MIKE AND DAVE NEED WEDDING DATES
Randka na weselu
2016, USA
komedia
reż. Jake Szymanski
Komedie mają śmieszyć, lecz ponieważ każdego śmieszy co innego, nie da się zadowolić wszystkich. Tym, którzy cenią humor klozetowy, a pojęcie dobrego smaku oraz inteligentnego dowcipu jest całkowicie obce, powinien przypaść do gustu film Randka na weselu nieznanego reżysera o swojsko brzmiącym nazwisku Szymanski. Dwaj niedorośli emocjonalnie bracia, których specjalnością jest rujnowanie rodzinnych uroczystości, zostają zaproszeni na wesele swojej siostry na Hawajach. Rodzice obawiając się kolejnej katastrofy stawiają synom warunek – muszą przyprowadzić stateczne partnerki, które będą czuwały nad ich zachowaniem. Panowie zamieszczają ogłoszenie w internecie, bo przecież dzisiaj nikt inaczej nie potrafi znaleźć sobie towarzyszki, i spośród wielu kandydatek wybierają dwie idealne dziewczyny. Nietrudno zgadnąć, że to tylko pozory – panie są równie szalone i chcą za darmo poimprezować, a gdy ich maskarada wychodzi na jaw, sytuacja szybko wymyka się spod kontroli.

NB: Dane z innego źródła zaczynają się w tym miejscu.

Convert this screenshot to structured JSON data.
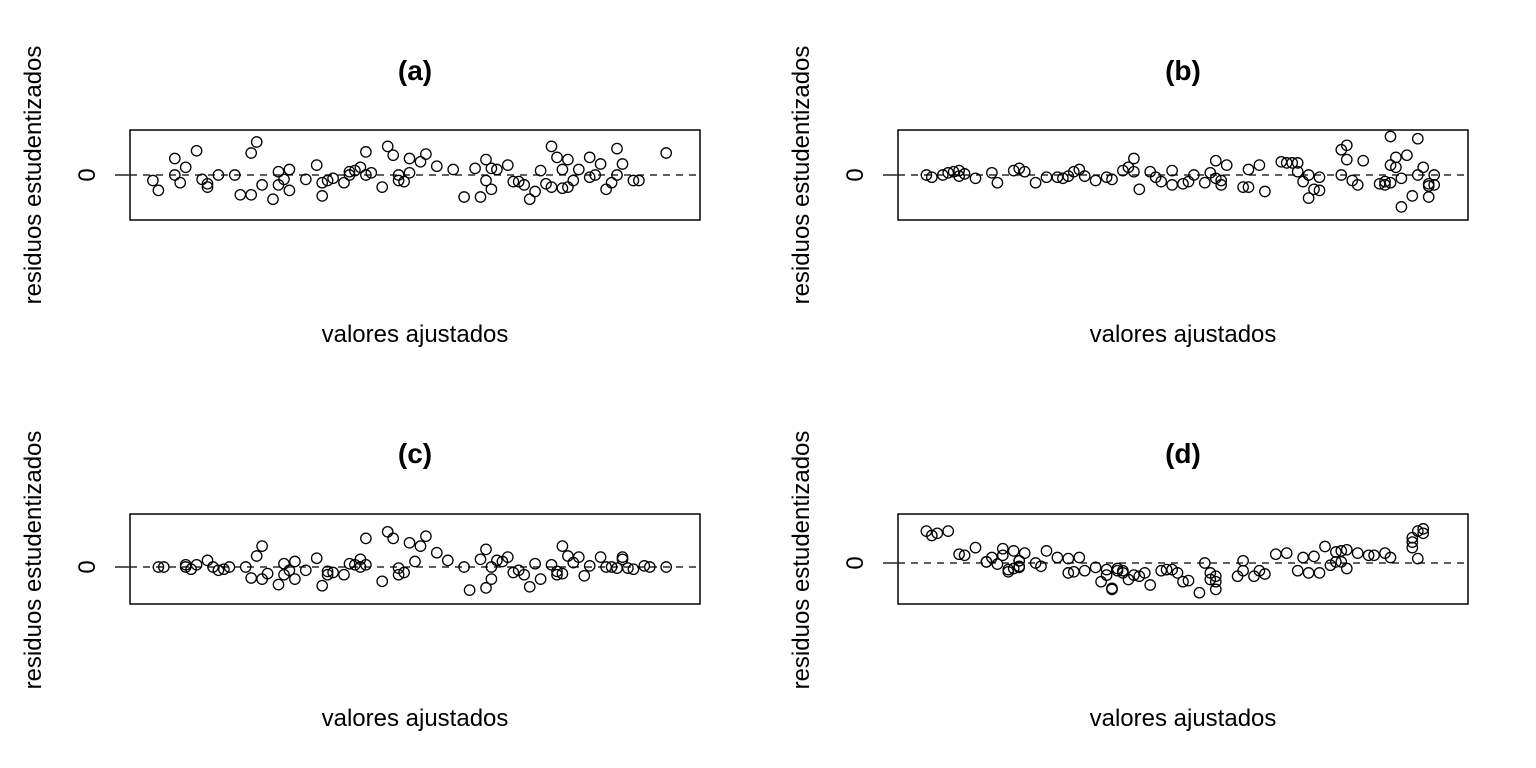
{
  "chart_data": [
    {
      "type": "scatter",
      "title": "(a)",
      "xlabel": "valores ajustados",
      "ylabel": "residuos estudentizados",
      "yticks": [
        "0"
      ],
      "reference_line": {
        "y": 0,
        "style": "dashed"
      },
      "axes": "frame only, no x tick labels",
      "xlim": [
        0,
        100
      ],
      "ylim": [
        -2,
        2
      ],
      "points": [
        [
          2,
          -0.25
        ],
        [
          3,
          -0.7
        ],
        [
          6,
          0.75
        ],
        [
          6,
          0.0
        ],
        [
          7,
          -0.35
        ],
        [
          8,
          0.35
        ],
        [
          10,
          1.1
        ],
        [
          11,
          -0.2
        ],
        [
          12,
          -0.4
        ],
        [
          12,
          -0.55
        ],
        [
          14,
          0.0
        ],
        [
          17,
          0.0
        ],
        [
          18,
          -0.9
        ],
        [
          20,
          -0.9
        ],
        [
          20,
          1.0
        ],
        [
          21,
          1.5
        ],
        [
          22,
          -0.45
        ],
        [
          24,
          -1.1
        ],
        [
          25,
          0.15
        ],
        [
          25,
          -0.45
        ],
        [
          26,
          -0.2
        ],
        [
          27,
          0.25
        ],
        [
          27,
          -0.7
        ],
        [
          30,
          -0.2
        ],
        [
          32,
          0.45
        ],
        [
          33,
          -0.95
        ],
        [
          33,
          -0.35
        ],
        [
          34,
          -0.25
        ],
        [
          35,
          -0.15
        ],
        [
          37,
          -0.35
        ],
        [
          38,
          0.15
        ],
        [
          38,
          0.0
        ],
        [
          39,
          0.2
        ],
        [
          40,
          0.35
        ],
        [
          41,
          0.0
        ],
        [
          41,
          1.05
        ],
        [
          42,
          0.1
        ],
        [
          44,
          -0.55
        ],
        [
          45,
          1.3
        ],
        [
          46,
          0.9
        ],
        [
          47,
          0.0
        ],
        [
          47,
          -0.25
        ],
        [
          48,
          -0.3
        ],
        [
          49,
          0.75
        ],
        [
          49,
          0.1
        ],
        [
          51,
          0.6
        ],
        [
          52,
          0.95
        ],
        [
          54,
          0.4
        ],
        [
          57,
          0.25
        ],
        [
          59,
          -1.0
        ],
        [
          61,
          0.3
        ],
        [
          62,
          -1.0
        ],
        [
          63,
          0.7
        ],
        [
          63,
          -0.25
        ],
        [
          64,
          0.3
        ],
        [
          64,
          -0.65
        ],
        [
          65,
          0.25
        ],
        [
          67,
          0.45
        ],
        [
          68,
          -0.3
        ],
        [
          69,
          -0.3
        ],
        [
          70,
          -0.45
        ],
        [
          71,
          -1.1
        ],
        [
          72,
          -0.75
        ],
        [
          73,
          0.2
        ],
        [
          74,
          -0.4
        ],
        [
          75,
          -0.55
        ],
        [
          75,
          1.3
        ],
        [
          76,
          0.8
        ],
        [
          77,
          -0.6
        ],
        [
          77,
          0.25
        ],
        [
          78,
          0.7
        ],
        [
          78,
          -0.55
        ],
        [
          79,
          -0.25
        ],
        [
          80,
          0.25
        ],
        [
          82,
          0.8
        ],
        [
          82,
          -0.1
        ],
        [
          83,
          0.0
        ],
        [
          84,
          0.5
        ],
        [
          85,
          -0.65
        ],
        [
          86,
          -0.35
        ],
        [
          87,
          1.2
        ],
        [
          87,
          0.0
        ],
        [
          88,
          0.5
        ],
        [
          90,
          -0.25
        ],
        [
          91,
          -0.25
        ],
        [
          96,
          1.0
        ]
      ]
    },
    {
      "type": "scatter",
      "title": "(b)",
      "xlabel": "valores ajustados",
      "ylabel": "residuos estudentizados",
      "yticks": [
        "0"
      ],
      "reference_line": {
        "y": 0,
        "style": "dashed"
      },
      "axes": "frame only, no x tick labels",
      "xlim": [
        0,
        100
      ],
      "ylim": [
        -2,
        2
      ],
      "points": [
        [
          3,
          0.0
        ],
        [
          4,
          -0.1
        ],
        [
          6,
          0.0
        ],
        [
          7,
          0.1
        ],
        [
          8,
          0.15
        ],
        [
          9,
          0.2
        ],
        [
          9,
          -0.05
        ],
        [
          10,
          0.05
        ],
        [
          12,
          -0.15
        ],
        [
          15,
          0.1
        ],
        [
          16,
          -0.35
        ],
        [
          19,
          0.2
        ],
        [
          20,
          0.3
        ],
        [
          21,
          0.15
        ],
        [
          23,
          -0.35
        ],
        [
          25,
          -0.1
        ],
        [
          27,
          -0.1
        ],
        [
          28,
          -0.15
        ],
        [
          29,
          -0.05
        ],
        [
          30,
          0.15
        ],
        [
          31,
          0.25
        ],
        [
          32,
          -0.05
        ],
        [
          34,
          -0.25
        ],
        [
          36,
          -0.1
        ],
        [
          37,
          -0.2
        ],
        [
          39,
          0.2
        ],
        [
          40,
          0.35
        ],
        [
          41,
          0.75
        ],
        [
          41,
          0.15
        ],
        [
          42,
          -0.65
        ],
        [
          44,
          0.15
        ],
        [
          45,
          -0.1
        ],
        [
          46,
          -0.3
        ],
        [
          48,
          0.2
        ],
        [
          48,
          -0.45
        ],
        [
          50,
          -0.4
        ],
        [
          51,
          -0.3
        ],
        [
          52,
          0.0
        ],
        [
          54,
          -0.35
        ],
        [
          55,
          0.1
        ],
        [
          56,
          -0.15
        ],
        [
          56,
          0.65
        ],
        [
          57,
          -0.25
        ],
        [
          57,
          -0.45
        ],
        [
          58,
          0.45
        ],
        [
          61,
          -0.55
        ],
        [
          62,
          -0.55
        ],
        [
          62,
          0.25
        ],
        [
          64,
          0.45
        ],
        [
          65,
          -0.75
        ],
        [
          68,
          0.6
        ],
        [
          69,
          0.55
        ],
        [
          70,
          0.55
        ],
        [
          71,
          0.15
        ],
        [
          71,
          0.55
        ],
        [
          72,
          -0.3
        ],
        [
          73,
          -1.05
        ],
        [
          73,
          0.0
        ],
        [
          74,
          -0.65
        ],
        [
          75,
          -0.7
        ],
        [
          75,
          -0.1
        ],
        [
          79,
          1.15
        ],
        [
          79,
          0.0
        ],
        [
          80,
          1.35
        ],
        [
          80,
          0.7
        ],
        [
          81,
          -0.25
        ],
        [
          82,
          -0.45
        ],
        [
          83,
          0.65
        ],
        [
          86,
          -0.4
        ],
        [
          87,
          -0.45
        ],
        [
          87,
          -0.3
        ],
        [
          88,
          0.45
        ],
        [
          88,
          1.75
        ],
        [
          88,
          -0.35
        ],
        [
          89,
          0.8
        ],
        [
          89,
          0.35
        ],
        [
          90,
          -1.45
        ],
        [
          90,
          -0.15
        ],
        [
          91,
          0.9
        ],
        [
          92,
          -0.95
        ],
        [
          93,
          0.0
        ],
        [
          93,
          1.65
        ],
        [
          94,
          0.35
        ],
        [
          95,
          -0.4
        ],
        [
          95,
          -1.0
        ],
        [
          95,
          -0.5
        ],
        [
          96,
          0.0
        ],
        [
          96,
          -0.45
        ]
      ]
    },
    {
      "type": "scatter",
      "title": "(c)",
      "xlabel": "valores ajustados",
      "ylabel": "residuos estudentizados",
      "yticks": [
        "0"
      ],
      "reference_line": {
        "y": 0,
        "style": "dashed"
      },
      "axes": "frame only, no x tick labels",
      "xlim": [
        0,
        100
      ],
      "ylim": [
        -2,
        2
      ],
      "points": [
        [
          3,
          0.0
        ],
        [
          4,
          0.0
        ],
        [
          8,
          0.1
        ],
        [
          8,
          0.0
        ],
        [
          9,
          -0.1
        ],
        [
          10,
          0.1
        ],
        [
          12,
          0.3
        ],
        [
          13,
          0.0
        ],
        [
          14,
          -0.15
        ],
        [
          15,
          -0.1
        ],
        [
          16,
          0.0
        ],
        [
          19,
          0.0
        ],
        [
          20,
          -0.5
        ],
        [
          21,
          0.5
        ],
        [
          22,
          0.95
        ],
        [
          22,
          -0.55
        ],
        [
          23,
          -0.3
        ],
        [
          25,
          -0.8
        ],
        [
          26,
          0.15
        ],
        [
          26,
          -0.35
        ],
        [
          27,
          -0.15
        ],
        [
          28,
          0.25
        ],
        [
          28,
          -0.55
        ],
        [
          30,
          -0.15
        ],
        [
          32,
          0.4
        ],
        [
          33,
          -0.85
        ],
        [
          34,
          -0.35
        ],
        [
          34,
          -0.2
        ],
        [
          35,
          -0.25
        ],
        [
          37,
          -0.35
        ],
        [
          38,
          0.15
        ],
        [
          39,
          0.1
        ],
        [
          40,
          0.35
        ],
        [
          40,
          0.0
        ],
        [
          41,
          1.3
        ],
        [
          41,
          0.1
        ],
        [
          44,
          -0.65
        ],
        [
          45,
          1.6
        ],
        [
          46,
          1.3
        ],
        [
          47,
          -0.05
        ],
        [
          47,
          -0.35
        ],
        [
          48,
          -0.25
        ],
        [
          49,
          1.1
        ],
        [
          50,
          0.25
        ],
        [
          51,
          0.95
        ],
        [
          52,
          1.4
        ],
        [
          54,
          0.65
        ],
        [
          56,
          0.3
        ],
        [
          59,
          0.0
        ],
        [
          60,
          -1.05
        ],
        [
          62,
          0.35
        ],
        [
          63,
          0.8
        ],
        [
          63,
          -0.95
        ],
        [
          64,
          0.0
        ],
        [
          64,
          -0.55
        ],
        [
          65,
          0.3
        ],
        [
          66,
          0.25
        ],
        [
          67,
          0.45
        ],
        [
          68,
          -0.25
        ],
        [
          69,
          -0.15
        ],
        [
          70,
          -0.35
        ],
        [
          71,
          -0.9
        ],
        [
          72,
          0.15
        ],
        [
          73,
          -0.55
        ],
        [
          75,
          0.1
        ],
        [
          76,
          -0.2
        ],
        [
          76,
          -0.35
        ],
        [
          77,
          0.95
        ],
        [
          77,
          -0.3
        ],
        [
          78,
          0.5
        ],
        [
          79,
          0.2
        ],
        [
          80,
          0.45
        ],
        [
          81,
          -0.4
        ],
        [
          82,
          0.05
        ],
        [
          84,
          0.45
        ],
        [
          85,
          0.0
        ],
        [
          86,
          0.0
        ],
        [
          87,
          -0.05
        ],
        [
          88,
          0.35
        ],
        [
          88,
          0.45
        ],
        [
          89,
          -0.05
        ],
        [
          90,
          -0.1
        ],
        [
          92,
          0.05
        ],
        [
          93,
          0.0
        ],
        [
          96,
          0.0
        ]
      ]
    },
    {
      "type": "scatter",
      "title": "(d)",
      "xlabel": "valores ajustados",
      "ylabel": "residuos estudentizados",
      "yticks": [
        "0"
      ],
      "reference_line": {
        "y": 0,
        "style": "dashed"
      },
      "axes": "frame only, no x tick labels",
      "xlim": [
        0,
        100
      ],
      "ylim": [
        -2,
        2
      ],
      "points": [
        [
          3,
          1.45
        ],
        [
          4,
          1.25
        ],
        [
          5,
          1.35
        ],
        [
          7,
          1.45
        ],
        [
          9,
          0.4
        ],
        [
          10,
          0.35
        ],
        [
          12,
          0.7
        ],
        [
          14,
          0.05
        ],
        [
          14,
          0.05
        ],
        [
          15,
          0.25
        ],
        [
          16,
          -0.05
        ],
        [
          17,
          0.65
        ],
        [
          17,
          0.35
        ],
        [
          18,
          -0.3
        ],
        [
          18,
          -0.4
        ],
        [
          19,
          0.55
        ],
        [
          19,
          -0.25
        ],
        [
          20,
          0.1
        ],
        [
          20,
          -0.15
        ],
        [
          20,
          0.1
        ],
        [
          20,
          -0.2
        ],
        [
          21,
          0.45
        ],
        [
          23,
          0.0
        ],
        [
          24,
          -0.15
        ],
        [
          25,
          0.55
        ],
        [
          27,
          0.25
        ],
        [
          29,
          -0.45
        ],
        [
          29,
          0.2
        ],
        [
          30,
          -0.4
        ],
        [
          31,
          0.25
        ],
        [
          32,
          -0.35
        ],
        [
          34,
          -0.2
        ],
        [
          35,
          -0.85
        ],
        [
          36,
          -0.3
        ],
        [
          36,
          -0.55
        ],
        [
          37,
          -1.2
        ],
        [
          37,
          -1.15
        ],
        [
          38,
          -0.35
        ],
        [
          38,
          -0.25
        ],
        [
          39,
          -0.35
        ],
        [
          39,
          -0.45
        ],
        [
          40,
          -0.75
        ],
        [
          41,
          -0.55
        ],
        [
          42,
          -0.6
        ],
        [
          43,
          -0.45
        ],
        [
          44,
          -1.0
        ],
        [
          46,
          -0.35
        ],
        [
          47,
          -0.3
        ],
        [
          48,
          -0.3
        ],
        [
          49,
          -0.45
        ],
        [
          50,
          -0.85
        ],
        [
          51,
          -0.8
        ],
        [
          53,
          -1.35
        ],
        [
          54,
          0.0
        ],
        [
          55,
          -0.75
        ],
        [
          55,
          -0.45
        ],
        [
          56,
          -0.6
        ],
        [
          56,
          -1.2
        ],
        [
          56,
          -0.85
        ],
        [
          60,
          -0.6
        ],
        [
          61,
          -0.35
        ],
        [
          61,
          0.1
        ],
        [
          63,
          -0.6
        ],
        [
          64,
          -0.35
        ],
        [
          65,
          -0.5
        ],
        [
          67,
          0.4
        ],
        [
          69,
          0.45
        ],
        [
          71,
          -0.35
        ],
        [
          72,
          0.25
        ],
        [
          73,
          -0.45
        ],
        [
          74,
          0.3
        ],
        [
          75,
          -0.45
        ],
        [
          76,
          0.75
        ],
        [
          77,
          -0.1
        ],
        [
          78,
          0.5
        ],
        [
          78,
          0.05
        ],
        [
          79,
          0.05
        ],
        [
          79,
          0.55
        ],
        [
          80,
          0.6
        ],
        [
          80,
          -0.25
        ],
        [
          82,
          0.45
        ],
        [
          84,
          0.35
        ],
        [
          85,
          0.35
        ],
        [
          87,
          0.45
        ],
        [
          88,
          0.25
        ],
        [
          92,
          1.15
        ],
        [
          92,
          0.95
        ],
        [
          92,
          0.7
        ],
        [
          93,
          1.45
        ],
        [
          93,
          0.2
        ],
        [
          94,
          1.35
        ],
        [
          94,
          1.55
        ]
      ]
    }
  ]
}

Fabuła jak fabuła – idiotyczna i naiwna, ale widziałem gorsze, i nie ona kładzie film, bo w końcu komedie mają prawo trochę naginać rzeczywistość. Tutaj jednak wszystko jest na opak, w dodatku przerysowane i wypaczone ponad granice wytrzymałości. Bohaterowie nie są fajni, nie da się ich polubić (jedynie Zac Efron gra w miarę normalną postać), brakuje miedzy nimi chemii, grają drętwo i sztucznie dostosowując się poziomem do żenującego scenariusza pełnego rynsztokowych dowcipów i zachowań. To odziera obraz z autentyzmu – w efekcie widzowi trudno uwierzyć, że niegrzeczne panie są rzeczywiście tak niegrzeczne, a chłopaki potrafią zepsuć najważniejszy dzień w życiu ich ukochanej siostry (która notabene też okazuje się nie do końca wiarygodną osobą). Co gorsza, nie zadbano nawet o ekranową estetykę – zwykle tego typu produkcje aż kipią od atrakcyjnych, seksownych pań i przystojnych, czarujących młodzieńców, tutaj bohaterki nawet nie są ładne, a sam Efron to znów trochę za mało. Czy są zabawne momenty? Owszem, są, może ze dwa czy trzy, ale wracam do wstępu – każdego bawi co innego. Nie ma tu za grosz oryginalności, twórcom zabrakło dobrych pomysłów, a reżyserowi talentu, by to wszystko tak poskładać, żeby całość bardziej bawiła niż irytowała. Ja stanowczo odradzam, ale znając przaśny humor i niezwykle „wyrafinowany” gust Polaków, Randka na weselu z pewnością znajdzie wielu obrońców.